Barbara breathed into the silence.
“So,” BD said after a moment, “you feel better?”
“A little. Tell me something that’ll make me feel a lot better.”
“You are the most brilliant, most beautiful woman I know,” BD said. “Other than me, of course.”
Barbara laughed, and was some better: more for the laughing than for the words. “Of course,” she said.
“So, other than your discovery that you really do have doubts like the rest of us, what’s been going on with you?”
Barbara chuckled. “I’ve realize
d how much basic animal husbandry I’ve forgotten, and why I got out of dairy farming in the first place.” She would never admit it to her father, but it had only taken one day of the farm routine for the old restlessness to kick in: the wanderlust that had led her to Northwestern, to Officer Training School, to Wright-Patterson and Eglin and Vandenberg. When she’d had enough of active duty life, it had been that same spirit that led her to accept Van’s marriage proposal and follow him to Minot and then to Offutt and then out of the service and into the Consortium. Now, for the first time that she could remember, fear tainted that spirit and weighed it down.
“I’m not as sure as I was,” she confessed to BD. “I’m worried that I won’t be able to hack it, especially if something bad happens.”
“Like what?”
“I don’t know. Van gets hurt worse, or I get hurt. I screw up in training, or freak out when I’m in the Cave. Or I—”
BD interrupted. “Hang on, hon,” she said. Again, it sounded as if the other end of the call was muffled for a moment, and Barbara held her breath. “Okay, Chuck just gave me an update. He said Van twisted his knee when they were loading equipment, after they’d set up one of the oxygen processors. They didn’t think it was bad enough to send him back to base, so he and Grace were headed down to the polar station.”
“That’s pretty much what I knew before,” Barbara said.
She could almost hear BD shaking her head. “Sorry, that’s the best I have at the moment.
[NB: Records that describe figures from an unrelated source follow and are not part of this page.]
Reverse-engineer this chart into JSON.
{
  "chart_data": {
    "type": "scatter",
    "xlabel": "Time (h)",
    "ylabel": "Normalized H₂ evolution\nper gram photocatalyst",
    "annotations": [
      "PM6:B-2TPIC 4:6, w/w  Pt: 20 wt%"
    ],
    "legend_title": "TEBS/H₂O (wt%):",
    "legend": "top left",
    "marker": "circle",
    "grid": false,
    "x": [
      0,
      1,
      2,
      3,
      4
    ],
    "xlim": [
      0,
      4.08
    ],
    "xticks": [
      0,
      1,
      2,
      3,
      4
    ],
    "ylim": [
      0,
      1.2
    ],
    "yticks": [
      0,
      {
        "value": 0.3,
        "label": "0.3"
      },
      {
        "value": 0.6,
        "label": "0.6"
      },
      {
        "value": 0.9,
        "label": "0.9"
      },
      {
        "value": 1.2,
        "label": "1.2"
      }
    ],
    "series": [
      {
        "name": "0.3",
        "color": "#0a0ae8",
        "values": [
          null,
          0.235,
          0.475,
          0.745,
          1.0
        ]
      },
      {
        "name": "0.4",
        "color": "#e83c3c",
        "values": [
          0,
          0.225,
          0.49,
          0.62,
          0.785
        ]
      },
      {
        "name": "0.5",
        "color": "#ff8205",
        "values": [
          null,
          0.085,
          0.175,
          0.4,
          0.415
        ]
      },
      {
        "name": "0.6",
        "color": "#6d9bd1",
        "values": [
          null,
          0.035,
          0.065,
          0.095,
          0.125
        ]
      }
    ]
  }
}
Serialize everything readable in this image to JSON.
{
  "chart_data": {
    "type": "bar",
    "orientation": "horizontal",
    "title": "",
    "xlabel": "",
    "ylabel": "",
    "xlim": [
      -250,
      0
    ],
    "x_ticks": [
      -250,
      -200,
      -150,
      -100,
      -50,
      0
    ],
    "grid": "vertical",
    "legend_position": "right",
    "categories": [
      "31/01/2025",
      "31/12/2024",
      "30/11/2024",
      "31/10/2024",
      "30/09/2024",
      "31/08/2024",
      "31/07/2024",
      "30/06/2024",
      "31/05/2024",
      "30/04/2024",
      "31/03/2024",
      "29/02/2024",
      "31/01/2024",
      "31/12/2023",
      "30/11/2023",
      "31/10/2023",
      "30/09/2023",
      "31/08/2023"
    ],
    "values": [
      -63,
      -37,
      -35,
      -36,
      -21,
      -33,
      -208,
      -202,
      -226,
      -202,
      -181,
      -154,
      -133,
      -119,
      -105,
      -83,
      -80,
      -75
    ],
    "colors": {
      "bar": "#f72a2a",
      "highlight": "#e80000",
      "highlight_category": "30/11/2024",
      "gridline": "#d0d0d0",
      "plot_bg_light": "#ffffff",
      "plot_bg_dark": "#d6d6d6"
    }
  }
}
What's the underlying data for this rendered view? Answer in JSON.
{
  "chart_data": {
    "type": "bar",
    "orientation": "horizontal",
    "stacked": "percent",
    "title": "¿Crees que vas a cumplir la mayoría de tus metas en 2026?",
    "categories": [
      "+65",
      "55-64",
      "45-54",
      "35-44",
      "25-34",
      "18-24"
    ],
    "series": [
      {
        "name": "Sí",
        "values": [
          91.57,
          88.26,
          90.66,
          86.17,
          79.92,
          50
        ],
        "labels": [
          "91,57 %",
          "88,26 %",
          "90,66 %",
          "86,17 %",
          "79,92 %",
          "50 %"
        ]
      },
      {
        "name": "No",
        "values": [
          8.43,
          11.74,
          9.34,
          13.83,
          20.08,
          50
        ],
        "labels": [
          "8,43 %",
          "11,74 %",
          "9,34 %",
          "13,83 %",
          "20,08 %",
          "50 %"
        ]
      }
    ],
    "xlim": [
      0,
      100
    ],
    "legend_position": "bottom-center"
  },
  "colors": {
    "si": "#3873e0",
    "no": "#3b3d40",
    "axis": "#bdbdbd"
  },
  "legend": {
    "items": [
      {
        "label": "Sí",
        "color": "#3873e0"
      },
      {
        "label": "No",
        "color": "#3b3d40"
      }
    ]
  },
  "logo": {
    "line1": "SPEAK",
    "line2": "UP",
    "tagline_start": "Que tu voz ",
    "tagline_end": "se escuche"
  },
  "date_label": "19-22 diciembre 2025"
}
Where were we?”
Barbara didn’t want to go back into her litany of fears, so she took the chance to change the subject. “You were about to tell me how your training went. How was the Cave, really?”
“You know I’m not supposed to give you any details.”
Barbara leaned forward and gripped the phone tighter, but she tried to keep her irritation at BD’s reluctance out of her voice. “Oh, come on, you can give me a general impression.”
Silence on the other end meant BD was considering what she would say. Barbara focused on the yellow backs of hundreds of old copies of National Geographic lining the shelves in her parents’ living room. When she was young, before her dad joined the rest of the 21st Century and had high-speed Internet brought out to the house, they had been a fountain of adventures for her. He’d kept up the subscription as long as the magazine had lasted.